No circularity; empirical claims rest on independent experiments

full rationale

The paper's derivation introduces a Dual-Attention Graph Network, expert-summarized vulnerability patterns, and a dual-focus distillation objective (Global + Local Semantic Distillation Losses) as design choices grounded in the stated problem of missing fine-grained bytecode annotations. These components are not defined in terms of the model's fitted outputs or predictions; the patterns serve as fixed supervisory inputs rather than quantities derived from the training process itself. Performance claims are supported by external F1-score comparisons on real-world contracts against baselines, with no equations or results that reduce by construction to the method's own parameters or self-citations. The approach is self-contained against external benchmarks.

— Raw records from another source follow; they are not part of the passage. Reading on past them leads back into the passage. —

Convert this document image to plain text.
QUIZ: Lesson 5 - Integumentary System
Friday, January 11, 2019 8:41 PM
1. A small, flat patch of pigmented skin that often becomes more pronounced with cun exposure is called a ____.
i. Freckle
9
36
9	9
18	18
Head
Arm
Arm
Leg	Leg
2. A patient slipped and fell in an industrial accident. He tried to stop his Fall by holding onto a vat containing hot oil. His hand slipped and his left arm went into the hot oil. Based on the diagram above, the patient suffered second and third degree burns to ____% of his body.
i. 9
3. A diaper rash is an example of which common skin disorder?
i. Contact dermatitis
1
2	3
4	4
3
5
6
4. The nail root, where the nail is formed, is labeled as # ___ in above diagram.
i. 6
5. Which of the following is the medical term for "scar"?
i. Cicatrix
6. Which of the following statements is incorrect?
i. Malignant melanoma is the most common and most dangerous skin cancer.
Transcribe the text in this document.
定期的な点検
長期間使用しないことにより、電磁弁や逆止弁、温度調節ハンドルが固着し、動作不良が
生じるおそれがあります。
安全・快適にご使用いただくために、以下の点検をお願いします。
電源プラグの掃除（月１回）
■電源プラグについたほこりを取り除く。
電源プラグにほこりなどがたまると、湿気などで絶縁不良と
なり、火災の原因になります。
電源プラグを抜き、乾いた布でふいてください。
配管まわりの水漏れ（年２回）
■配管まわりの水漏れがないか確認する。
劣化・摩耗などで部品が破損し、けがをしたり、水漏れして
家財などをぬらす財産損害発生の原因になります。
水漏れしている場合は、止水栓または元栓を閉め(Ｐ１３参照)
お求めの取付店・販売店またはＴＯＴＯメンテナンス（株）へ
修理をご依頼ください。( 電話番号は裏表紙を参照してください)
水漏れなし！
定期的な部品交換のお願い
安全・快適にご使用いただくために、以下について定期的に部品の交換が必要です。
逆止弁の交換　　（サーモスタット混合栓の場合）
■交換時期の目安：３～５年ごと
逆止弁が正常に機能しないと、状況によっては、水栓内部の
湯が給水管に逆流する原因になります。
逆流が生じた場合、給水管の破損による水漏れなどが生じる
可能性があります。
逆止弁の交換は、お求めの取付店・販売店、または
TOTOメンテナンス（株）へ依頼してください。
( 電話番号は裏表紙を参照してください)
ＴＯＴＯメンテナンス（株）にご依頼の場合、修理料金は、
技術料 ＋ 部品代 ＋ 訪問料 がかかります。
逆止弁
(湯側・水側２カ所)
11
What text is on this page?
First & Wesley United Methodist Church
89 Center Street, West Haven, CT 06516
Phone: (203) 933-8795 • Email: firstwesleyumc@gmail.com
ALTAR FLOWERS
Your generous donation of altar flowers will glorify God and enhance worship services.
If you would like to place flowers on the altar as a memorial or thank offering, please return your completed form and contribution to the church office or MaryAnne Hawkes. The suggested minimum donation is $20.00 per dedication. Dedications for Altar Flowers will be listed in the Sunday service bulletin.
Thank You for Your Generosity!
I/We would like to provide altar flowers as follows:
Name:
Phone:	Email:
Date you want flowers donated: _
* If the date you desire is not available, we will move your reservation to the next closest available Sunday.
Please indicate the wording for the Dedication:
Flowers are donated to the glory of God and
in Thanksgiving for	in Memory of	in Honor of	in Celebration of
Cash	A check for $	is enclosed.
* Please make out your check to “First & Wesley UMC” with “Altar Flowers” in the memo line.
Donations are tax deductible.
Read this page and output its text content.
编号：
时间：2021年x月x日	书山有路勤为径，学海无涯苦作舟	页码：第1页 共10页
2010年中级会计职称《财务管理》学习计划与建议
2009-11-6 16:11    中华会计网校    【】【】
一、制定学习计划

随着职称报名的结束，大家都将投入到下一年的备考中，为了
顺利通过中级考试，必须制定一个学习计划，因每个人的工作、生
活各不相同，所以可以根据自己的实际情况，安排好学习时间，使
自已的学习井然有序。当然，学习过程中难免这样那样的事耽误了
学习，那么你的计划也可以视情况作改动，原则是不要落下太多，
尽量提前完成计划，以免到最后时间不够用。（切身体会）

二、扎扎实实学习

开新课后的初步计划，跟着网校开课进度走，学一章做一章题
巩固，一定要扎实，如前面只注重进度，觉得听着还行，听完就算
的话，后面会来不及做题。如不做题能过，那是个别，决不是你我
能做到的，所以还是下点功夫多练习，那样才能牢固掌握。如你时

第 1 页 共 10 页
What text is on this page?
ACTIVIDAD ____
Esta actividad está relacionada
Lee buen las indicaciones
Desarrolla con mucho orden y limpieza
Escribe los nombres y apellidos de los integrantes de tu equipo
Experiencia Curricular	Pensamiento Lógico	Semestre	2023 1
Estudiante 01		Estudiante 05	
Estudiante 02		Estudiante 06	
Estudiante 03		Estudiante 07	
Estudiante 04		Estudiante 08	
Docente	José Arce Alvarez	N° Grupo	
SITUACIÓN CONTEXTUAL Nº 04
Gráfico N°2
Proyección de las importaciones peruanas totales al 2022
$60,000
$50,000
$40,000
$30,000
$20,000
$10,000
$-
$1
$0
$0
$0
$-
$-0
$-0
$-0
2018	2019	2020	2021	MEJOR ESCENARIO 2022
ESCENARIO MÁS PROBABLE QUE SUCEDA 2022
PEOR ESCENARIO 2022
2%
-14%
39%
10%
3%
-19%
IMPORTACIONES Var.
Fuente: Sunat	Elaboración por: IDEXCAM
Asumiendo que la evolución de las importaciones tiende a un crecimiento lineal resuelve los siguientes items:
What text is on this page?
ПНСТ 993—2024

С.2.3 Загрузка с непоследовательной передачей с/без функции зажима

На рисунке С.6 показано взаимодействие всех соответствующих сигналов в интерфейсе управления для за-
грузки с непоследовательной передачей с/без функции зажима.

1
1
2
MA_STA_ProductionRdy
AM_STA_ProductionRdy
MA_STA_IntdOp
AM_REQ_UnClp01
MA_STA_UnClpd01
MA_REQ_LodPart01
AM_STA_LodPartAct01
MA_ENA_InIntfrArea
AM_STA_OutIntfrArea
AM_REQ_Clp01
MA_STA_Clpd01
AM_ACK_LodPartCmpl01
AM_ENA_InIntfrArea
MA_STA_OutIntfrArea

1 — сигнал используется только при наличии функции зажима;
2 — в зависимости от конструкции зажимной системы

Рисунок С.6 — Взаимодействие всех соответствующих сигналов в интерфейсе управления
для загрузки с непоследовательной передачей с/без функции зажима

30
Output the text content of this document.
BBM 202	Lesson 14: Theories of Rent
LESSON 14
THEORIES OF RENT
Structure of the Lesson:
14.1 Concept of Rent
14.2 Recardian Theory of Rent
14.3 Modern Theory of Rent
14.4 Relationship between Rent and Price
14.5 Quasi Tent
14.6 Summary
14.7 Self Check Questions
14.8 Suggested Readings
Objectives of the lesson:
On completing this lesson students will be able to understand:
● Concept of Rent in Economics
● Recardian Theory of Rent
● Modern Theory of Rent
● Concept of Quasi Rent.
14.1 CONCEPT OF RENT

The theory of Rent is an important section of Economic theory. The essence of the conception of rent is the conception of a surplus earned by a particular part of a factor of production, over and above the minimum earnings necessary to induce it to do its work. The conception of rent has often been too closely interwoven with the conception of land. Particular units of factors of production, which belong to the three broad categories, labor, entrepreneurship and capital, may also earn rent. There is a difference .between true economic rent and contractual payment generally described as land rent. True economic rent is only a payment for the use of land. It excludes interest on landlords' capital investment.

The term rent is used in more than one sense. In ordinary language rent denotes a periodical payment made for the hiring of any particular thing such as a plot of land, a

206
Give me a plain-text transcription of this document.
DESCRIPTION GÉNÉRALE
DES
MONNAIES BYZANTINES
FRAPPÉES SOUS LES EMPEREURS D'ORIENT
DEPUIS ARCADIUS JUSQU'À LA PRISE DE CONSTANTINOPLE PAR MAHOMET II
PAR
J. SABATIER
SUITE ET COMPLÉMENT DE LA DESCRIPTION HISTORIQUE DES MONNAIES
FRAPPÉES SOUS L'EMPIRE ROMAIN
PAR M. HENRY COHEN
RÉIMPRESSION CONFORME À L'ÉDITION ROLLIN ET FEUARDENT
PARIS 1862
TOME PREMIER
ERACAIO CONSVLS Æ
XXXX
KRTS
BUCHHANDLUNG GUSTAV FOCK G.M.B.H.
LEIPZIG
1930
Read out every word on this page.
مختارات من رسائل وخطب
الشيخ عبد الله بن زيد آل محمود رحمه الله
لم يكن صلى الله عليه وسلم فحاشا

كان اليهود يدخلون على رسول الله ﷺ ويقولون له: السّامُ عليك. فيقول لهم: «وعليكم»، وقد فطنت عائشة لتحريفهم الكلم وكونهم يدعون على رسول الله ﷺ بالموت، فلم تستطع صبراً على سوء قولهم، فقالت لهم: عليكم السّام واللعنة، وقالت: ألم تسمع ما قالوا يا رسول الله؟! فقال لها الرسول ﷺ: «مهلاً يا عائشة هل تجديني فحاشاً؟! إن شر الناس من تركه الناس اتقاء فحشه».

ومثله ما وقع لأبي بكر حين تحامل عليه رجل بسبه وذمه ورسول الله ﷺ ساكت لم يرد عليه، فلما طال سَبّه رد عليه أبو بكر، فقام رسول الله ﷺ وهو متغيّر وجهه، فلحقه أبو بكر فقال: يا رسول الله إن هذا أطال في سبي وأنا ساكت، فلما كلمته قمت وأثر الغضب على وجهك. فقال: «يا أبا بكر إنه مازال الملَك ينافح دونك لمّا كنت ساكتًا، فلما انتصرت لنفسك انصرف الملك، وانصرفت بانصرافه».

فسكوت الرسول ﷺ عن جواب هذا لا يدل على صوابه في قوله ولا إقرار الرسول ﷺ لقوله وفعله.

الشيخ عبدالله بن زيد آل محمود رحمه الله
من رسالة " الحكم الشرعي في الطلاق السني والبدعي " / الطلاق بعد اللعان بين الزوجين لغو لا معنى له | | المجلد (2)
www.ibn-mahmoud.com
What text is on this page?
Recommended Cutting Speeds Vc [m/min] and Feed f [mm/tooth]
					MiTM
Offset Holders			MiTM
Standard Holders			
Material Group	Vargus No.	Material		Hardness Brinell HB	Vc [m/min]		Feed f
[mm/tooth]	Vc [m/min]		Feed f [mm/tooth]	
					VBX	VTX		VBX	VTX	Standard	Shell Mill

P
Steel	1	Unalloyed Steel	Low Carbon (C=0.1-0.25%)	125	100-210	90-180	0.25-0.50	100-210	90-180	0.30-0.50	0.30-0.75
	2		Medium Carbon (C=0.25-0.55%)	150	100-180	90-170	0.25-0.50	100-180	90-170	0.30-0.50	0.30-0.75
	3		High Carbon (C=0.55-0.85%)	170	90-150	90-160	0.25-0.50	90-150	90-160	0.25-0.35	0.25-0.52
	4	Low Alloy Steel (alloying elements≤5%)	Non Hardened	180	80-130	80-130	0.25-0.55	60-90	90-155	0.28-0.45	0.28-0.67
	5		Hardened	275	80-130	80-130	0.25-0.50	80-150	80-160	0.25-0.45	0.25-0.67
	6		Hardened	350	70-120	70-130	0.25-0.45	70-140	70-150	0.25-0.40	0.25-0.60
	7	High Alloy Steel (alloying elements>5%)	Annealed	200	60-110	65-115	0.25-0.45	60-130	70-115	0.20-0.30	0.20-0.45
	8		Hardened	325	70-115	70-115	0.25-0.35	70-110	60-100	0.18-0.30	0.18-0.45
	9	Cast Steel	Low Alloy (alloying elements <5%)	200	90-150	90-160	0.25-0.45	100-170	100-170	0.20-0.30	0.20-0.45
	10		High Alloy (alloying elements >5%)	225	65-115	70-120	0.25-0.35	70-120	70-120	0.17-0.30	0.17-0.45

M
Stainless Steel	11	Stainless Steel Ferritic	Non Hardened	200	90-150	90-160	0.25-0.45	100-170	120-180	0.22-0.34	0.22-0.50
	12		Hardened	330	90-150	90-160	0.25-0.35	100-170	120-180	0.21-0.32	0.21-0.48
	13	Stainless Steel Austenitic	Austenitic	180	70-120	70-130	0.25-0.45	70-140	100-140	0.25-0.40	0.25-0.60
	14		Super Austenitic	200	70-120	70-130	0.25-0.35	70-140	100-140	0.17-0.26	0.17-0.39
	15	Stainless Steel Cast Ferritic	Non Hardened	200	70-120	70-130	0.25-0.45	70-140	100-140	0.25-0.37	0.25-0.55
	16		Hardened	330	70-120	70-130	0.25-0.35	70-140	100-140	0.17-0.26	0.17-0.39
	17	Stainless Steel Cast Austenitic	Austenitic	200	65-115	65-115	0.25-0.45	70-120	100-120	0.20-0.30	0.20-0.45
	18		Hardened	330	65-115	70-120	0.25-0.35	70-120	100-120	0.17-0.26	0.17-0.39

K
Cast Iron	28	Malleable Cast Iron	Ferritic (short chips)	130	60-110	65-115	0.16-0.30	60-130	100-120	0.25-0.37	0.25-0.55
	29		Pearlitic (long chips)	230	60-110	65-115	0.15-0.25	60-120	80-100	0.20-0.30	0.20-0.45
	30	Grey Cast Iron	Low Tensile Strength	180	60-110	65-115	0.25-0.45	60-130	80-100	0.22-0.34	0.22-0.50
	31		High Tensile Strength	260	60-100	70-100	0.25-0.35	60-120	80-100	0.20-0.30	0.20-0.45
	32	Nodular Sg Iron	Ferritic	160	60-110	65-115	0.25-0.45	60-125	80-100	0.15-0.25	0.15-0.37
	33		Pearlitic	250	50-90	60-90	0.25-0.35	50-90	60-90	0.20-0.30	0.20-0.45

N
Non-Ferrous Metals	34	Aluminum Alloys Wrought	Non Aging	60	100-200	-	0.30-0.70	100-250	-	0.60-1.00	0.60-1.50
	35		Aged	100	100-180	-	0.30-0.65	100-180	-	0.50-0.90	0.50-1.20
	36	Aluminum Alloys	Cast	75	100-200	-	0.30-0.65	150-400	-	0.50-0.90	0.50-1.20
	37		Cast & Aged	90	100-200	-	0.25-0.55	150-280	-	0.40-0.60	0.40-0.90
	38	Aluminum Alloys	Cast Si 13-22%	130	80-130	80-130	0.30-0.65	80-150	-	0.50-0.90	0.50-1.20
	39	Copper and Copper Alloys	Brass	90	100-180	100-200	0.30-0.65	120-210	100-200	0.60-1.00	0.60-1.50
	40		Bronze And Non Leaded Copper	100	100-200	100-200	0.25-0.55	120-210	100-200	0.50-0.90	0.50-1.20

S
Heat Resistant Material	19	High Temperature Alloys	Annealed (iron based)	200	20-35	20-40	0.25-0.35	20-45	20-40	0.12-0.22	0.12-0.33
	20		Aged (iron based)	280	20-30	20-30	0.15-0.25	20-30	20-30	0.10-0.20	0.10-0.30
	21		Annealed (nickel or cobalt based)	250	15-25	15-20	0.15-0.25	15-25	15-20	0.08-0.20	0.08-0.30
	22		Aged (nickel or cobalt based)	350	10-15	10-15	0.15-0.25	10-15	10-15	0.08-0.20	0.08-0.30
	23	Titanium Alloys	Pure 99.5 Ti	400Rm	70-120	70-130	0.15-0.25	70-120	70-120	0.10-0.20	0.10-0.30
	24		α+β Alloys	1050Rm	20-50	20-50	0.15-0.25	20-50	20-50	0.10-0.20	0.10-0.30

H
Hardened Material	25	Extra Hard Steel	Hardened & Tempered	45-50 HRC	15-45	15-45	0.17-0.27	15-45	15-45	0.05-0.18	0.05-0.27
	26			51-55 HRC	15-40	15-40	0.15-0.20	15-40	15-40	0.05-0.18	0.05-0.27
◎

Axiom & Free-Parameter Ledger

0 free parameters · 2 axioms · 0 invented entities

The abstract provides insufficient detail to enumerate specific fitted hyperparameters or invented entities; the approach rests on standard graph-neural-network and knowledge-distillation assumptions.

axioms (2)
  • domain assumption Semantic graphs from source code and control-flow graphs from bytecode preserve the structural and semantic signals needed for vulnerability detection
    Invoked when the paper constructs the two graph modalities and aligns them.
  • domain assumption Expert-summarized vulnerability patterns can be reliably translated into bytecode-level patterns that supply useful supervisory signals
    Central to the local semantic distillation component.